On the contrary, we think it is clear that the jurisdiction, which the circuit court had over the property in question before it came under the exclusive jurisdiction of the bankruptcy court in the course of the reorganization proceeding, was effectively restored to the circuit court when the bankruptcy *136 court, in ordering and confirming the sale to the exceptant, thereby divested itself of any further jurisdiction over the property. See Beall v. Walker, 26 W. Va. 741 (1885), where it was held that property sold subject to liens in a bankruptcy court passed out of the jurisdiction of that court, and that the sale had the effect of restoring the authority of the state court to enforce the liens. See also J.M. West Lumber Co. v. Lyon, 116 S.W. 652 (Tex. Civ. App. 1909), where it was held that when a bankruptcy court has ordered and confirmed a sale of property under a mortgage, its jurisdiction was at an end and that it could not subsequently order a sale thereof under a purported vendor's lien.

In Gotkin v.
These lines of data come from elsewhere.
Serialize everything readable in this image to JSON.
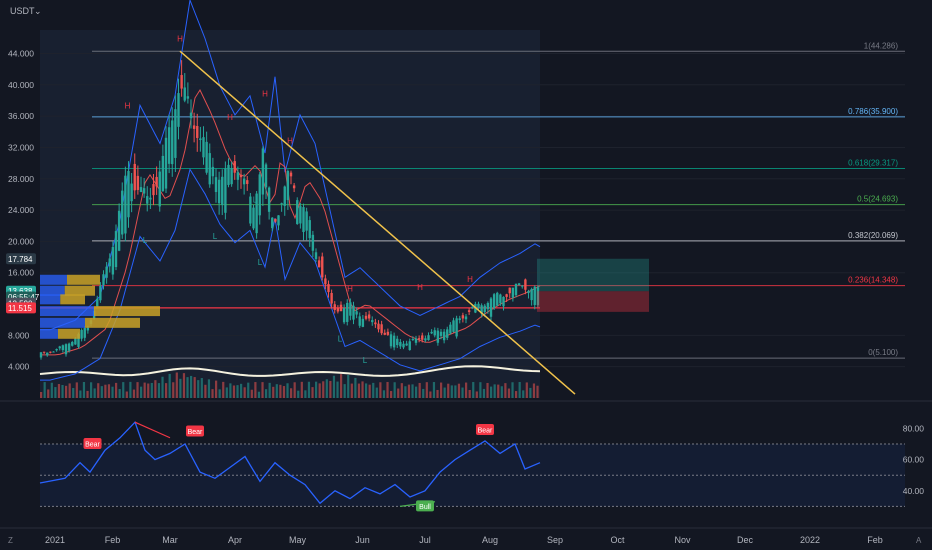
{
  "header": {
    "currency": "USDT",
    "settings_glyph": "⌄"
  },
  "price_axis": {
    "ticks": [
      {
        "label": "44.000",
        "value": 44
      },
      {
        "label": "40.000",
        "value": 40
      },
      {
        "label": "36.000",
        "value": 36
      },
      {
        "label": "32.000",
        "value": 32
      },
      {
        "label": "28.000",
        "value": 28
      },
      {
        "label": "24.000",
        "value": 24
      },
      {
        "label": "20.000",
        "value": 20
      },
      {
        "label": "16.000",
        "value": 16
      },
      {
        "label": "8.000",
        "value": 8
      },
      {
        "label": "4.000",
        "value": 4
      }
    ],
    "badges": [
      {
        "text": "17.784",
        "value": 17.784,
        "color": "#2b3a46"
      },
      {
        "text": "13.638",
        "value": 13.638,
        "color": "#26a69a"
      },
      {
        "text": "06:55:47",
        "value": 12.9,
        "color": "#1e5f59"
      },
      {
        "text": "13.590",
        "value": 12.1,
        "color": "#4a4f5c"
      },
      {
        "text": "11.515",
        "value": 11.515,
        "color": "#f23645"
      }
    ]
  },
  "fib_levels": [
    {
      "label": "1(44.286)",
      "value": 44.286,
      "color": "#787b86"
    },
    {
      "label": "0.786(35.900)",
      "value": 35.9,
      "color": "#64b5f6"
    },
    {
      "label": "0.618(29.317)",
      "value": 29.317,
      "color": "#089981"
    },
    {
      "label": "0.5(24.693)",
      "value": 24.693,
      "color": "#4caf50"
    },
    {
      "label": "0.382(20.069)",
      "value": 20.069,
      "color": "#c4c7cf"
    },
    {
      "label": "0.236(14.348)",
      "value": 14.348,
      "color": "#f23645"
    },
    {
      "label": "0(5.100)",
      "value": 5.1,
      "color": "#787b86"
    }
  ],
  "pivot_markers": [
    {
      "text": "H",
      "x": 0.175,
      "y": 37.0,
      "color": "#f23645"
    },
    {
      "text": "H",
      "x": 0.28,
      "y": 45.5,
      "color": "#f23645"
    },
    {
      "text": "H",
      "x": 0.38,
      "y": 35.5,
      "color": "#f23645"
    },
    {
      "text": "H",
      "x": 0.45,
      "y": 38.5,
      "color": "#f23645"
    },
    {
      "text": "H",
      "x": 0.5,
      "y": 32.5,
      "color": "#f23645"
    },
    {
      "text": "H",
      "x": 0.62,
      "y": 13.6,
      "color": "#f23645"
    },
    {
      "text": "H",
      "x": 0.76,
      "y": 13.8,
      "color": "#f23645"
    },
    {
      "text": "H",
      "x": 0.86,
      "y": 14.8,
      "color": "#f23645"
    },
    {
      "text": "L",
      "x": 0.21,
      "y": 19.8,
      "color": "#26a69a"
    },
    {
      "text": "L",
      "x": 0.35,
      "y": 20.3,
      "color": "#26a69a"
    },
    {
      "text": "L",
      "x": 0.43,
      "y": 25.0,
      "color": "#26a69a"
    },
    {
      "text": "L",
      "x": 0.44,
      "y": 17.0,
      "color": "#26a69a"
    },
    {
      "text": "L",
      "x": 0.6,
      "y": 7.2,
      "color": "#26a69a"
    },
    {
      "text": "L",
      "x": 0.65,
      "y": 4.5,
      "color": "#26a69a"
    }
  ],
  "trendline": {
    "from": {
      "x": 0.28,
      "y": 44.3
    },
    "to": {
      "x": 1.07,
      "y": 0.5
    },
    "color": "#f0c24b"
  },
  "rsi": {
    "axis": [
      {
        "label": "80.00",
        "value": 80
      },
      {
        "label": "60.00",
        "value": 60
      },
      {
        "label": "40.00",
        "value": 40
      }
    ],
    "band_upper": 70,
    "band_mid": 50,
    "band_lower": 30,
    "labels": [
      {
        "text": "Bear",
        "x": 0.105,
        "y": 70,
        "kind": "bear"
      },
      {
        "text": "Bear",
        "x": 0.31,
        "y": 78,
        "kind": "bear"
      },
      {
        "text": "Bear",
        "x": 0.89,
        "y": 79,
        "kind": "bear"
      },
      {
        "text": "Bull",
        "x": 0.77,
        "y": 30,
        "kind": "bull"
      }
    ]
  },
  "time_axis": {
    "labels": [
      {
        "text": "2021",
        "x": 0.0
      },
      {
        "text": "Feb",
        "x": 0.115
      },
      {
        "text": "Mar",
        "x": 0.23
      },
      {
        "text": "Apr",
        "x": 0.36
      },
      {
        "text": "May",
        "x": 0.485
      },
      {
        "text": "Jun",
        "x": 0.615
      },
      {
        "text": "Jul",
        "x": 0.74
      },
      {
        "text": "Aug",
        "x": 0.87
      },
      {
        "text": "Sep",
        "x": 1.0
      },
      {
        "text": "Oct",
        "x": 1.125
      },
      {
        "text": "Nov",
        "x": 1.255
      },
      {
        "text": "Dec",
        "x": 1.38
      },
      {
        "text": "2022",
        "x": 1.51
      },
      {
        "text": "Feb",
        "x": 1.64
      }
    ],
    "corner_left": "Z",
    "corner_right": "A"
  },
  "colors": {
    "bg": "#131722",
    "up": "#26a69a",
    "down": "#ef5350",
    "grid": "#1e222d",
    "text": "#b2b5be",
    "bb": "#2962ff",
    "ma": "#e04f4f",
    "vol_avg": "#f5f2df",
    "rsi_line": "#2962ff",
    "volume_profile": "#c9a227"
  },
  "chart_data": {
    "type": "candlestick",
    "title": "",
    "ylim": [
      0,
      47
    ],
    "x": [
      "2021-01",
      "2021-02",
      "2021-03",
      "2021-04",
      "2021-05",
      "2021-06",
      "2021-07",
      "2021-08"
    ],
    "close_trend": [
      {
        "x": 0.0,
        "y": 5.5
      },
      {
        "x": 0.05,
        "y": 6.5
      },
      {
        "x": 0.1,
        "y": 9
      },
      {
        "x": 0.14,
        "y": 17
      },
      {
        "x": 0.18,
        "y": 29
      },
      {
        "x": 0.22,
        "y": 25
      },
      {
        "x": 0.25,
        "y": 30
      },
      {
        "x": 0.28,
        "y": 40
      },
      {
        "x": 0.31,
        "y": 36
      },
      {
        "x": 0.34,
        "y": 31
      },
      {
        "x": 0.37,
        "y": 28
      },
      {
        "x": 0.4,
        "y": 30
      },
      {
        "x": 0.43,
        "y": 24
      },
      {
        "x": 0.45,
        "y": 32
      },
      {
        "x": 0.47,
        "y": 22
      },
      {
        "x": 0.5,
        "y": 28
      },
      {
        "x": 0.53,
        "y": 25
      },
      {
        "x": 0.56,
        "y": 18
      },
      {
        "x": 0.59,
        "y": 11
      },
      {
        "x": 0.62,
        "y": 12
      },
      {
        "x": 0.66,
        "y": 10
      },
      {
        "x": 0.7,
        "y": 8
      },
      {
        "x": 0.74,
        "y": 7
      },
      {
        "x": 0.78,
        "y": 8
      },
      {
        "x": 0.82,
        "y": 9
      },
      {
        "x": 0.86,
        "y": 11
      },
      {
        "x": 0.9,
        "y": 12.5
      },
      {
        "x": 0.94,
        "y": 13.5
      },
      {
        "x": 0.97,
        "y": 14.5
      },
      {
        "x": 1.0,
        "y": 13.6
      }
    ],
    "rsi_series": [
      {
        "x": 0.0,
        "y": 45
      },
      {
        "x": 0.05,
        "y": 48
      },
      {
        "x": 0.08,
        "y": 58
      },
      {
        "x": 0.1,
        "y": 52
      },
      {
        "x": 0.13,
        "y": 66
      },
      {
        "x": 0.16,
        "y": 74
      },
      {
        "x": 0.19,
        "y": 84
      },
      {
        "x": 0.21,
        "y": 66
      },
      {
        "x": 0.23,
        "y": 60
      },
      {
        "x": 0.26,
        "y": 64
      },
      {
        "x": 0.29,
        "y": 70
      },
      {
        "x": 0.32,
        "y": 52
      },
      {
        "x": 0.35,
        "y": 48
      },
      {
        "x": 0.38,
        "y": 55
      },
      {
        "x": 0.41,
        "y": 62
      },
      {
        "x": 0.44,
        "y": 46
      },
      {
        "x": 0.47,
        "y": 58
      },
      {
        "x": 0.5,
        "y": 50
      },
      {
        "x": 0.53,
        "y": 44
      },
      {
        "x": 0.56,
        "y": 32
      },
      {
        "x": 0.59,
        "y": 40
      },
      {
        "x": 0.62,
        "y": 35
      },
      {
        "x": 0.65,
        "y": 42
      },
      {
        "x": 0.68,
        "y": 38
      },
      {
        "x": 0.71,
        "y": 44
      },
      {
        "x": 0.74,
        "y": 36
      },
      {
        "x": 0.77,
        "y": 40
      },
      {
        "x": 0.8,
        "y": 52
      },
      {
        "x": 0.83,
        "y": 60
      },
      {
        "x": 0.86,
        "y": 66
      },
      {
        "x": 0.89,
        "y": 72
      },
      {
        "x": 0.92,
        "y": 64
      },
      {
        "x": 0.95,
        "y": 70
      },
      {
        "x": 0.97,
        "y": 54
      },
      {
        "x": 1.0,
        "y": 58
      }
    ]
  }
}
Korn, 182 F.2d 380 (D.C. Cir.1950), where there had been a sale of chattels of a bankrupt by his trustee subject to existing liens and a subsequent action for a declaratory judgment as to the respective rights of the lienor and the purchaser of the chattels sold, the Court of Appeals, in reversing the district court, pointed out (at p. 382):

"[T]hat when, as here, the bankruptcy court chooses to sell encumbered property subject to liens, it elects to sell only the bankrupt's equity therein and so, in effect, declines to exercise its exclusive power to deal with the liens, and relegates their holders to the enforcement remedies which would have been available to them, had the lienee's bankruptcy not occurred."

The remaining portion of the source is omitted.